ORECA won the lucrative three-car Viper contract from Chrysler by virtue of its past international successes and the fact that Chrysler is undertaking a major market penetration in Europe with its line of passenger cars, trucks and minivans. Competing with and winning with a relatively low-tech production-based car over there would guarantee a prestigious position in the minds of race-conscious Europeans.
Although the team is located in France, the development and testing of the cars is done by J&P Motorsports in Atlanta, while the engines are built at Caldwell Development Inc. in Southern California. The Caldwell operation is also an old-line racing firm that has done development work in the past ranging from developing the specifications for the SCCA Formula Atlantic series cars to putting together an all-new V8 powerplant for Indy car racing.
Being French, the ORECA team has it own particular goal and that is to win it's class at the venerable 24 Hours of Le Mans race. There are several long-distance races that lead to the Le Mans event, and in the equal-but-separate events, the Viper team has done very well. At the 24 Hours of Daytona in February, the ORECA Viper was fastest in its class, won that class and finished 12th overall against a field of purpose- built pure race cars. At Silverstone in England in May, an ORECA Viper won its class again and did so in the driving rain.

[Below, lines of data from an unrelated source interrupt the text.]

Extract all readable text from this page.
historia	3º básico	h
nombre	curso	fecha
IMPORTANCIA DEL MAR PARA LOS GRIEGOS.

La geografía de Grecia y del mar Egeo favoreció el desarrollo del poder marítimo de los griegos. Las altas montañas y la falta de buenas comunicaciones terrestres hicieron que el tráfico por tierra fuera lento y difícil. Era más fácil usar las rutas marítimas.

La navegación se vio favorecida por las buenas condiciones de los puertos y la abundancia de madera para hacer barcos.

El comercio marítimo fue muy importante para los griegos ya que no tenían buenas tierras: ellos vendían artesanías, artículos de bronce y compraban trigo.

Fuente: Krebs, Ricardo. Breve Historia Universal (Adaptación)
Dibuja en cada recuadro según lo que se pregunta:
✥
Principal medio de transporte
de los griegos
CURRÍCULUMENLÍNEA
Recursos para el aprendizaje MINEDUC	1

But as it often does in racing (especially when they last 24 hours), the ORECA team had bad luck at Le Mans. Two of the team cars went out in accidents and the remaining car was only able to manage a fourth in class against slower, but more reliable Porsche 911 endurance cars. Another privately-entered Viper (a '96 version that had run at Le Mans last year) finished fifth in the class but nine laps down.
There's always next year, however, and hopefully it will see an ORECA crew on the winner's podium at Le Mans waving the French Tricolor as well as the Stars and Stripes.
It's always nice to win in front of the home-town crowd.